Effects of Time Integration and Constraint Methods for Cable Simulations using ALE-ANCF Elements regarding Real-Time Analysis

Abstract

The doctoral thesis by Gaute Fotland presents some of the requirements for developing a digital twin of an offshore crane. A digital twin will improve the control system for the crane with a real-time simulation. Furthermore, maintenance prediction could be improved, which again would reduce downtime. Through a systems engineering approach, it was found that a sufficient cable and pulley simulation formulation was vital for a digital twin. The Arbitrary Lagrangian-Eulerian (ALE) -Absolute Nodal Coordinate Formulation (ANCF) cable element was found to be a viable option. The ALE-ANCF cable element has the ability to exhibit large deformations, whilst allowing material to flow through the nodes without the nodes changing position. The ALE-ANCF cable element was further assessed with two primary targets. Firstly, to investigate how the two common numerical time integrators the 4th order Runge Kutta (RK4) and the Generalized-α (G-α) affects the element.

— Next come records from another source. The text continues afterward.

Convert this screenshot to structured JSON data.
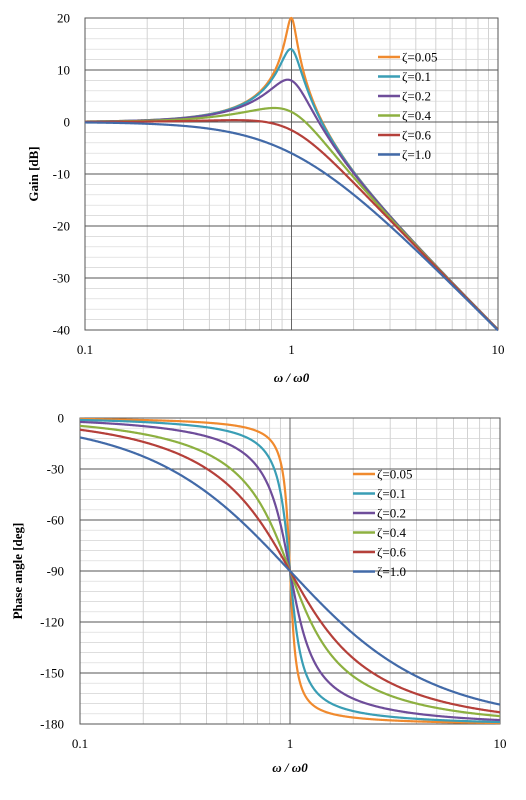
{
  "chart_data": [
    {
      "type": "line",
      "xlabel": "ω / ω0",
      "ylabel": "Gain [dB]",
      "xscale": "log",
      "xlim": [
        0.1,
        10
      ],
      "ylim": [
        -40,
        20
      ],
      "xticks": [
        "0.1",
        "1",
        "10"
      ],
      "yticks": [
        "20",
        "10",
        "0",
        "-10",
        "-20",
        "-30",
        "-40"
      ],
      "grid": true,
      "legend_position": "top-right",
      "zetas": [
        0.05,
        0.1,
        0.2,
        0.4,
        0.6,
        1.0
      ],
      "series": [
        {
          "name": "ζ=0.05",
          "color": "#F08A2E"
        },
        {
          "name": "ζ=0.1",
          "color": "#3A9EB5"
        },
        {
          "name": "ζ=0.2",
          "color": "#6E4D9A"
        },
        {
          "name": "ζ=0.4",
          "color": "#8DB040"
        },
        {
          "name": "ζ=0.6",
          "color": "#B5403A"
        },
        {
          "name": "ζ=1.0",
          "color": "#426AA8"
        }
      ]
    },
    {
      "type": "line",
      "xlabel": "ω / ω0",
      "ylabel": "Phase angle [deg]",
      "xscale": "log",
      "xlim": [
        0.1,
        10
      ],
      "ylim": [
        -180,
        0
      ],
      "xticks": [
        "0.1",
        "1",
        "10"
      ],
      "yticks": [
        "0",
        "-30",
        "-60",
        "-90",
        "-120",
        "-150",
        "-180"
      ],
      "grid": true,
      "legend_position": "center-right",
      "zetas": [
        0.05,
        0.1,
        0.2,
        0.4,
        0.6,
        1.0
      ],
      "series": [
        {
          "name": "ζ=0.05",
          "color": "#F08A2E"
        },
        {
          "name": "ζ=0.1",
          "color": "#3A9EB5"
        },
        {
          "name": "ζ=0.2",
          "color": "#6E4D9A"
        },
        {
          "name": "ζ=0.4",
          "color": "#8DB040"
        },
        {
          "name": "ζ=0.6",
          "color": "#B5403A"
        },
        {
          "name": "ζ=1.0",
          "color": "#426AA8"
        }
      ]
    }
  ]
}
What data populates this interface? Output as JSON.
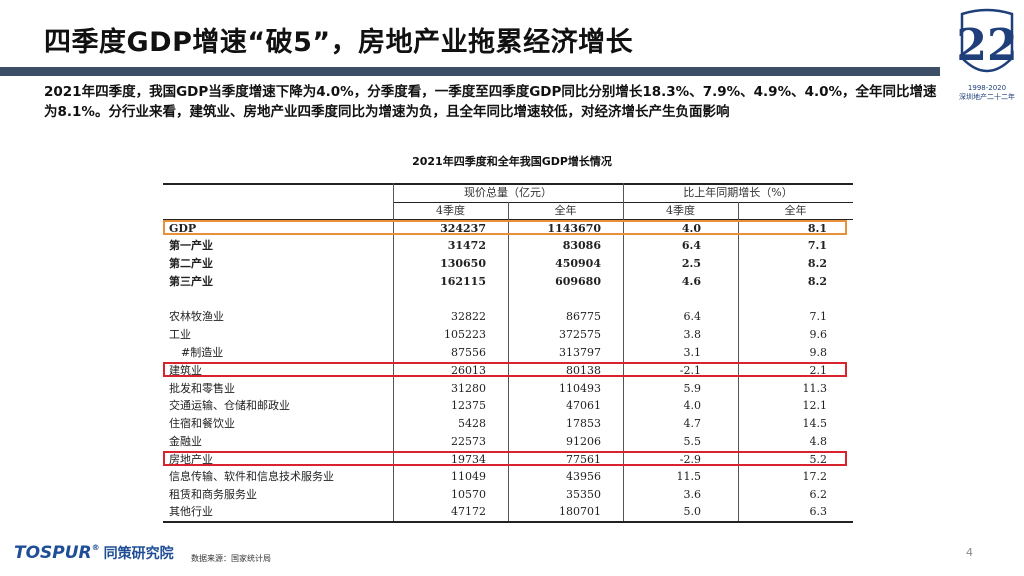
{
  "slide": {
    "title": "四季度GDP增速“破5”，房地产业拖累经济增长",
    "summary": "2021年四季度，我国GDP当季度增速下降为4.0%，分季度看，一季度至四季度GDP同比分别增长18.3%、7.9%、4.9%、4.0%，全年同比增速为8.1%。分行业来看，建筑业、房地产业四季度同比为增速为负，且全年同比增速较低，对经济增长产生负面影响",
    "page_number": "4"
  },
  "logo": {
    "number": "22",
    "years": "1998-2020",
    "caption": "深圳地产二十二年"
  },
  "table": {
    "title": "2021年四季度和全年我国GDP增长情况",
    "group_headers": [
      "现价总量（亿元）",
      "比上年同期增长（%）"
    ],
    "sub_headers": [
      "4季度",
      "全年",
      "4季度",
      "全年"
    ],
    "rows": [
      {
        "name": "GDP",
        "values": [
          "324237",
          "1143670",
          "4.0",
          "8.1"
        ]
      },
      {
        "name": "第一产业",
        "values": [
          "31472",
          "83086",
          "6.4",
          "7.1"
        ]
      },
      {
        "name": "第二产业",
        "values": [
          "130650",
          "450904",
          "2.5",
          "8.2"
        ]
      },
      {
        "name": "第三产业",
        "values": [
          "162115",
          "609680",
          "4.6",
          "8.2"
        ]
      },
      {
        "name": "农林牧渔业",
        "values": [
          "32822",
          "86775",
          "6.4",
          "7.1"
        ]
      },
      {
        "name": "工业",
        "values": [
          "105223",
          "372575",
          "3.8",
          "9.6"
        ]
      },
      {
        "name": "#制造业",
        "values": [
          "87556",
          "313797",
          "3.1",
          "9.8"
        ]
      },
      {
        "name": "建筑业",
        "values": [
          "26013",
          "80138",
          "-2.1",
          "2.1"
        ]
      },
      {
        "name": "批发和零售业",
        "values": [
          "31280",
          "110493",
          "5.9",
          "11.3"
        ]
      },
      {
        "name": "交通运输、仓储和邮政业",
        "values": [
          "12375",
          "47061",
          "4.0",
          "12.1"
        ]
      },
      {
        "name": "住宿和餐饮业",
        "values": [
          "5428",
          "17853",
          "4.7",
          "14.5"
        ]
      },
      {
        "name": "金融业",
        "values": [
          "22573",
          "91206",
          "5.5",
          "4.8"
        ]
      },
      {
        "name": "房地产业",
        "values": [
          "19734",
          "77561",
          "-2.9",
          "5.2"
        ]
      },
      {
        "name": "信息传输、软件和信息技术服务业",
        "values": [
          "11049",
          "43956",
          "11.5",
          "17.2"
        ]
      },
      {
        "name": "租赁和商务服务业",
        "values": [
          "10570",
          "35350",
          "3.6",
          "6.2"
        ]
      },
      {
        "name": "其他行业",
        "values": [
          "47172",
          "180701",
          "5.0",
          "6.3"
        ]
      }
    ],
    "highlight_colors": {
      "gdp_row": "#e8913a",
      "sector_rows": "#d9232d"
    }
  },
  "footer": {
    "brand": "TOSPUR",
    "brand_cn": "同策研究院",
    "source": "数据来源：国家统计局"
  },
  "colors": {
    "title_bar": "#3d4f66",
    "brand_blue": "#1f4e96"
  }
}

To ensure stability for the RK4 procedure, a criterion to decide for the maximum time-step was developed, based on an effective element length and boundary conditions. In general, the G-α provides fast and accurate results as the high frequencies are dampened out and it is not hampered by requirements of the time-step size. The time-step size can be selected just by ensuring a sufficient number of time steps to capture the desired physical behavior of the model. Secondly, to investigate how the constraint methods used to create longer cable spans connecting cable elements affects the model. Through cases used for benchmarking, the Lagrange multipliers method, the penalty method, and linear coupling are all found to be viable constraint methods. Finally, the thesis includes an analysis of the RK4 and G-α for a lumped multi-element drill string model, formulated with Kane's method. The motivation was to develop a generic model for three dimensional directional wells, which can function as a virtual sensor for the drilling operation, capable of running real-time simulations. Similar behavior as for the ALE-ANCF cable element was observed, where in general the RK4 solution procedure is faster for smaller time-steps, but as the time-steps increase, the G-α also provides fast solution times. Furthermore, G-α dampens out the high frequencies introduced in the system from stiff penalty springs used to represent contact forces. Thus, a good representation of vibrations can be obtained.